COS 14-2 - CANCELLED - Does adaptation maintain weak interactions in ecological foodwebs?

Monday, August 2, 2010: 1:50 PM
320, David L Lawrence Convention Center
Gur Yaari, Dept. of Ecology and Evolutionary Biology, Yale University, New Haven, CT and David A. Vasseur, Department of Ecology & Evolutionary Biology, Yale University, New Haven, CT
Background/Question/Methods Much attention has been given lately to the importance of weak interactions for the stability of differently structured foodwebs. Evidence suggests that these weak interactions are indeed abundant and crucial for the sustainability of ecological complex systems. However, when one recalls that ecological systems comprise mortal individuals that undergo adaptation, a fundamental question arises: how are weak interactions maintained in ecological systems? is it because less stable ecological system will be replaced by a more stable system or is there anything intrinsic in ecological interactions that favorizes the presence of weak interactions? In natural systems the time scales of ecological interactions and evolutionary change can be mixed ,moreover, high plasticity of certain traits may cause rapid adaptation of a population to changing environment without the need of evolutionary times.
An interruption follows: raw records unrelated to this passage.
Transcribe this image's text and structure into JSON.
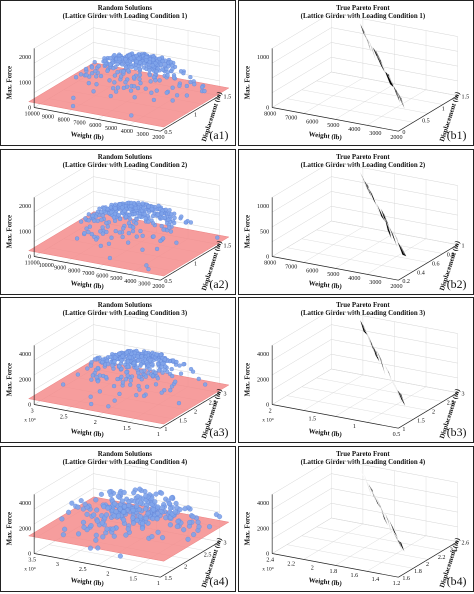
{
  "figure": {
    "panels": [
      {
        "id": "a1",
        "kind": "random",
        "title": "Random Solutions",
        "subtitle": "(Lattice Girder with Loading Condition 1)",
        "label": "(a1)",
        "zlabel": "Max. Force",
        "xlabel": "Weight (lb)",
        "ylabel": "Displacement (in)",
        "ztick_labels": [
          "0",
          "1000",
          "2000"
        ],
        "xtick_labels": [
          "10000",
          "9000",
          "8000",
          "7000",
          "6000",
          "5000",
          "4000",
          "3000",
          "2000"
        ],
        "ytick_labels": [
          "0.5",
          "1",
          "1.5"
        ],
        "x_multiplier": ""
      },
      {
        "id": "b1",
        "kind": "pareto",
        "title": "True Pareto Front",
        "subtitle": "(Lattice Girder with Loading Condition 1)",
        "label": "(b1)",
        "zlabel": "Max. Force",
        "xlabel": "Weight (lb)",
        "ylabel": "Displacement (in)",
        "ztick_labels": [
          "0",
          "1000"
        ],
        "xtick_labels": [
          "8000",
          "7000",
          "6000",
          "5000",
          "4000",
          "3000",
          "2000"
        ],
        "ytick_labels": [
          "0",
          "0.5",
          "1",
          "1.5"
        ],
        "x_multiplier": ""
      },
      {
        "id": "a2",
        "kind": "random",
        "title": "Random Solutions",
        "subtitle": "(Lattice Girder with Loading Condition 2)",
        "label": "(a2)",
        "zlabel": "Max. Force",
        "xlabel": "Weight (lb)",
        "ylabel": "Displacement (in)",
        "ztick_labels": [
          "0",
          "1000",
          "2000"
        ],
        "xtick_labels": [
          "11000",
          "10000",
          "9000",
          "8000",
          "7000",
          "6000",
          "5000",
          "4000",
          "3000",
          "2000"
        ],
        "ytick_labels": [
          "0.5",
          "1",
          "1.5"
        ],
        "x_multiplier": ""
      },
      {
        "id": "b2",
        "kind": "pareto",
        "title": "True Pareto Front",
        "subtitle": "(Lattice Girder with Loading Condition 2)",
        "label": "(b2)",
        "zlabel": "Max. Force",
        "xlabel": "Weight (lb)",
        "ylabel": "Displacement (in)",
        "ztick_labels": [
          "0",
          "500",
          "1000"
        ],
        "xtick_labels": [
          "8000",
          "7000",
          "6000",
          "5000",
          "4000",
          "3000",
          "2000"
        ],
        "ytick_labels": [
          "0.2",
          "0.4",
          "0.6",
          "0.8",
          "1"
        ],
        "x_multiplier": ""
      },
      {
        "id": "a3",
        "kind": "random",
        "title": "Random Solutions",
        "subtitle": "(Lattice Girder with Loading Condition 3)",
        "label": "(a3)",
        "zlabel": "Max. Force",
        "xlabel": "Weight (lb)",
        "ylabel": "Displacement (in)",
        "ztick_labels": [
          "0",
          "2000",
          "4000"
        ],
        "xtick_labels": [
          "3",
          "2.5",
          "2",
          "1.5",
          "1"
        ],
        "ytick_labels": [
          "1",
          "1.5",
          "2",
          "2.5",
          "3"
        ],
        "x_multiplier": "x 10⁴"
      },
      {
        "id": "b3",
        "kind": "pareto",
        "title": "True Pareto Front",
        "subtitle": "(Lattice Girder with Loading Condition 3)",
        "label": "(b3)",
        "zlabel": "Max. Force",
        "xlabel": "Weight (lb)",
        "ylabel": "Displacement (in)",
        "ztick_labels": [
          "0",
          "2000",
          "4000"
        ],
        "xtick_labels": [
          "2",
          "1.5",
          "1",
          "0.5"
        ],
        "ytick_labels": [
          "1",
          "1.5",
          "2",
          "2.5",
          "3"
        ],
        "x_multiplier": "x 10⁴"
      },
      {
        "id": "a4",
        "kind": "random",
        "title": "Random Solutions",
        "subtitle": "(Lattice Girder with Loading Condition 4)",
        "label": "(a4)",
        "zlabel": "Max. Force",
        "xlabel": "Weight (lb)",
        "ylabel": "Displacement (in)",
        "ztick_labels": [
          "0",
          "2000",
          "4000"
        ],
        "xtick_labels": [
          "3.5",
          "3",
          "2.5",
          "2",
          "1.5",
          "1"
        ],
        "ytick_labels": [
          "1.5",
          "2",
          "2.5",
          "3"
        ],
        "x_multiplier": "x 10⁴"
      },
      {
        "id": "b4",
        "kind": "pareto",
        "title": "True Pareto Front",
        "subtitle": "(Lattice Girder with Loading Condition 4)",
        "label": "(b4)",
        "zlabel": "Max. Force",
        "xlabel": "Weight (lb)",
        "ylabel": "Displacement (in)",
        "ztick_labels": [
          "0",
          "2000",
          "4000"
        ],
        "xtick_labels": [
          "2.4",
          "2.2",
          "2",
          "1.8",
          "1.6",
          "1.4",
          "1.2"
        ],
        "ytick_labels": [
          "1.6",
          "1.8",
          "2",
          "2.2",
          "2.4",
          "2.6"
        ],
        "x_multiplier": "x 10⁴"
      }
    ]
  },
  "colors": {
    "points": "#7fa4ea",
    "points_edge": "#5b7fd6",
    "points_fill_dense": "#a9c3f2",
    "plane": "#f48c8c",
    "surface": "#000000",
    "axes": "#222222",
    "grid": "#d4d4d4"
  },
  "chart_data": [
    {
      "type": "scatter",
      "panel": "a1",
      "title": "Random Solutions",
      "subtitle": "(Lattice Girder with Loading Condition 1)",
      "xlabel": "Weight (lb)",
      "ylabel": "Displacement (in)",
      "zlabel": "Max. Force",
      "xlim": [
        2000,
        10000
      ],
      "ylim": [
        0,
        1.5
      ],
      "zlim": [
        0,
        2500
      ],
      "series": [
        {
          "points": [
            [
              9000,
              0.3,
              300
            ],
            [
              8500,
              0.5,
              600
            ],
            [
              8000,
              0.7,
              900
            ],
            [
              7500,
              0.9,
              1200
            ],
            [
              7000,
              1.0,
              1500
            ],
            [
              6500,
              1.1,
              1700
            ],
            [
              6000,
              1.2,
              1800
            ],
            [
              5500,
              1.3,
              1700
            ],
            [
              5000,
              1.3,
              1500
            ],
            [
              4500,
              1.2,
              1300
            ],
            [
              4000,
              1.1,
              1000
            ],
            [
              3500,
              1.0,
              800
            ],
            [
              3000,
              1.2,
              700
            ],
            [
              7000,
              0.6,
              800
            ],
            [
              6000,
              0.8,
              1100
            ],
            [
              5000,
              0.9,
              1200
            ]
          ]
        }
      ]
    },
    {
      "type": "surface",
      "panel": "b1",
      "title": "True Pareto Front",
      "subtitle": "(Lattice Girder with Loading Condition 1)",
      "xlabel": "Weight (lb)",
      "ylabel": "Displacement (in)",
      "zlabel": "Max. Force",
      "xlim": [
        2000,
        8000
      ],
      "ylim": [
        0,
        1.5
      ],
      "zlim": [
        0,
        1500
      ],
      "series": [
        {
          "points": [
            [
              7000,
              0.2,
              1100
            ],
            [
              6500,
              0.3,
              1050
            ],
            [
              6000,
              0.35,
              1000
            ],
            [
              5500,
              0.45,
              950
            ],
            [
              5000,
              0.55,
              900
            ],
            [
              4500,
              0.65,
              850
            ],
            [
              4000,
              0.8,
              800
            ],
            [
              3500,
              0.95,
              700
            ],
            [
              3000,
              1.1,
              600
            ],
            [
              2500,
              1.3,
              400
            ]
          ]
        }
      ]
    },
    {
      "type": "scatter",
      "panel": "a2",
      "title": "Random Solutions",
      "subtitle": "(Lattice Girder with Loading Condition 2)",
      "xlabel": "Weight (lb)",
      "ylabel": "Displacement (in)",
      "zlabel": "Max. Force",
      "xlim": [
        2000,
        11000
      ],
      "ylim": [
        0,
        1.5
      ],
      "zlim": [
        0,
        2500
      ],
      "series": [
        {
          "points": [
            [
              10000,
              0.3,
              400
            ],
            [
              9000,
              0.5,
              700
            ],
            [
              8000,
              0.7,
              1000
            ],
            [
              7000,
              0.9,
              1300
            ],
            [
              6500,
              1.0,
              1500
            ],
            [
              6000,
              1.1,
              1600
            ],
            [
              5000,
              1.2,
              1500
            ],
            [
              4500,
              1.3,
              1300
            ],
            [
              4000,
              1.2,
              1000
            ],
            [
              3500,
              1.1,
              800
            ],
            [
              8000,
              0.4,
              500
            ],
            [
              6000,
              0.7,
              900
            ]
          ]
        }
      ]
    },
    {
      "type": "surface",
      "panel": "b2",
      "title": "True Pareto Front",
      "subtitle": "(Lattice Girder with Loading Condition 2)",
      "xlabel": "Weight (lb)",
      "ylabel": "Displacement (in)",
      "zlabel": "Max. Force",
      "xlim": [
        2000,
        8000
      ],
      "ylim": [
        0.2,
        1
      ],
      "zlim": [
        0,
        1200
      ],
      "series": [
        {
          "points": [
            [
              7000,
              0.3,
              1000
            ],
            [
              6500,
              0.35,
              950
            ],
            [
              6000,
              0.4,
              900
            ],
            [
              5500,
              0.45,
              850
            ],
            [
              5000,
              0.5,
              750
            ],
            [
              4500,
              0.6,
              650
            ],
            [
              4000,
              0.7,
              550
            ],
            [
              3500,
              0.8,
              450
            ],
            [
              3000,
              0.9,
              350
            ]
          ]
        }
      ]
    },
    {
      "type": "scatter",
      "panel": "a3",
      "title": "Random Solutions",
      "subtitle": "(Lattice Girder with Loading Condition 3)",
      "xlabel": "Weight (lb)",
      "ylabel": "Displacement (in)",
      "zlabel": "Max. Force",
      "xlim": [
        10000,
        30000
      ],
      "ylim": [
        1,
        3
      ],
      "zlim": [
        0,
        5000
      ],
      "series": [
        {
          "points": [
            [
              28000,
              1.3,
              1500
            ],
            [
              26000,
              1.6,
              2500
            ],
            [
              24000,
              1.9,
              3200
            ],
            [
              22000,
              2.2,
              3600
            ],
            [
              20000,
              2.4,
              3700
            ],
            [
              18000,
              2.6,
              3500
            ],
            [
              16000,
              2.7,
              3000
            ],
            [
              14000,
              2.6,
              2400
            ],
            [
              12000,
              2.4,
              1800
            ],
            [
              22000,
              1.5,
              2000
            ],
            [
              18000,
              1.8,
              2300
            ]
          ]
        }
      ]
    },
    {
      "type": "surface",
      "panel": "b3",
      "title": "True Pareto Front",
      "subtitle": "(Lattice Girder with Loading Condition 3)",
      "xlabel": "Weight (lb)",
      "ylabel": "Displacement (in)",
      "zlabel": "Max. Force",
      "xlim": [
        5000,
        20000
      ],
      "ylim": [
        1,
        3
      ],
      "zlim": [
        0,
        5000
      ],
      "series": [
        {
          "points": [
            [
              19000,
              1.3,
              3600
            ],
            [
              17000,
              1.5,
              3500
            ],
            [
              15000,
              1.7,
              3400
            ],
            [
              13000,
              1.9,
              3300
            ],
            [
              11000,
              2.1,
              3100
            ],
            [
              9000,
              2.3,
              2800
            ],
            [
              7000,
              2.5,
              2300
            ],
            [
              6000,
              2.7,
              1800
            ]
          ]
        }
      ]
    },
    {
      "type": "scatter",
      "panel": "a4",
      "title": "Random Solutions",
      "subtitle": "(Lattice Girder with Loading Condition 4)",
      "xlabel": "Weight (lb)",
      "ylabel": "Displacement (in)",
      "zlabel": "Max. Force",
      "xlim": [
        10000,
        35000
      ],
      "ylim": [
        1.5,
        3
      ],
      "zlim": [
        0,
        5000
      ],
      "series": [
        {
          "points": [
            [
              33000,
              1.7,
              1500
            ],
            [
              30000,
              1.9,
              2200
            ],
            [
              27000,
              2.1,
              2800
            ],
            [
              24000,
              2.3,
              3000
            ],
            [
              21000,
              2.5,
              2900
            ],
            [
              18000,
              2.6,
              2600
            ],
            [
              15000,
              2.7,
              2200
            ],
            [
              12000,
              2.8,
              1700
            ],
            [
              25000,
              1.8,
              2000
            ],
            [
              20000,
              2.0,
              2400
            ]
          ]
        }
      ]
    },
    {
      "type": "surface",
      "panel": "b4",
      "title": "True Pareto Front",
      "subtitle": "(Lattice Girder with Loading Condition 4)",
      "xlabel": "Weight (lb)",
      "ylabel": "Displacement (in)",
      "zlabel": "Max. Force",
      "xlim": [
        12000,
        24000
      ],
      "ylim": [
        1.6,
        2.6
      ],
      "zlim": [
        0,
        5000
      ],
      "series": [
        {
          "points": [
            [
              23000,
              1.7,
              4200
            ],
            [
              21500,
              1.8,
              4000
            ],
            [
              20000,
              1.9,
              3800
            ],
            [
              18500,
              2.0,
              3500
            ],
            [
              17000,
              2.1,
              3100
            ],
            [
              15500,
              2.2,
              2600
            ],
            [
              14000,
              2.35,
              2100
            ],
            [
              13000,
              2.5,
              1600
            ]
          ]
        }
      ]
    }
  ]
}
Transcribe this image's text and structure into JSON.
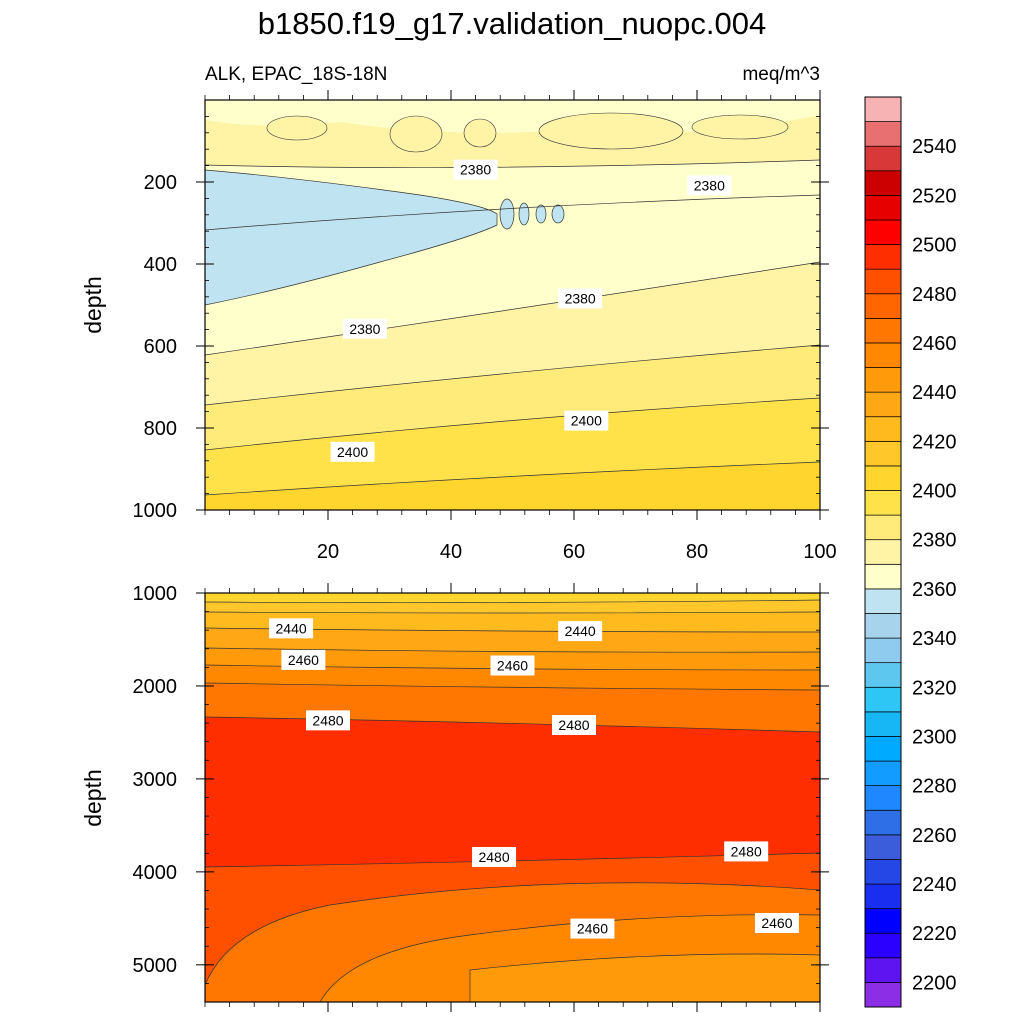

In order to address the how weak interactions are maintained we incorporate the formalism of adaptive dynamics into established food web models.
Results/Conclusions

We study models of three interactions motifs present in many foodwebs: Intra-guild predation, diamond shape (one predator, two consumers that feed on one resource) and one super predator which couples two consumer-resource systems. Each system can express diverse dynamic features (depending upon parameters) including fixed points, limit cycles and chaotic attractors. Using two adaptive dynamics techniques we show that adaptation of the predator’s preference for resource types results in a mean preference parameter that balances interaction strengths, lessening the effectiveness of weak interactions. Moreover, we show that the selected preference doesn't always reflect the maximum density of the predator and or the maximum per capita growth rate (especially when the ecological dynamics does not support fixed point attractor). Furthermore, we observe significant deviations in the dynamics when one considers a uniform population with a universal trait value and a small invader and a diverse population with a small invader. The fact that the result of evolution of the predators does not create weak interactions raises the question of exactly how these links are maintained in nature.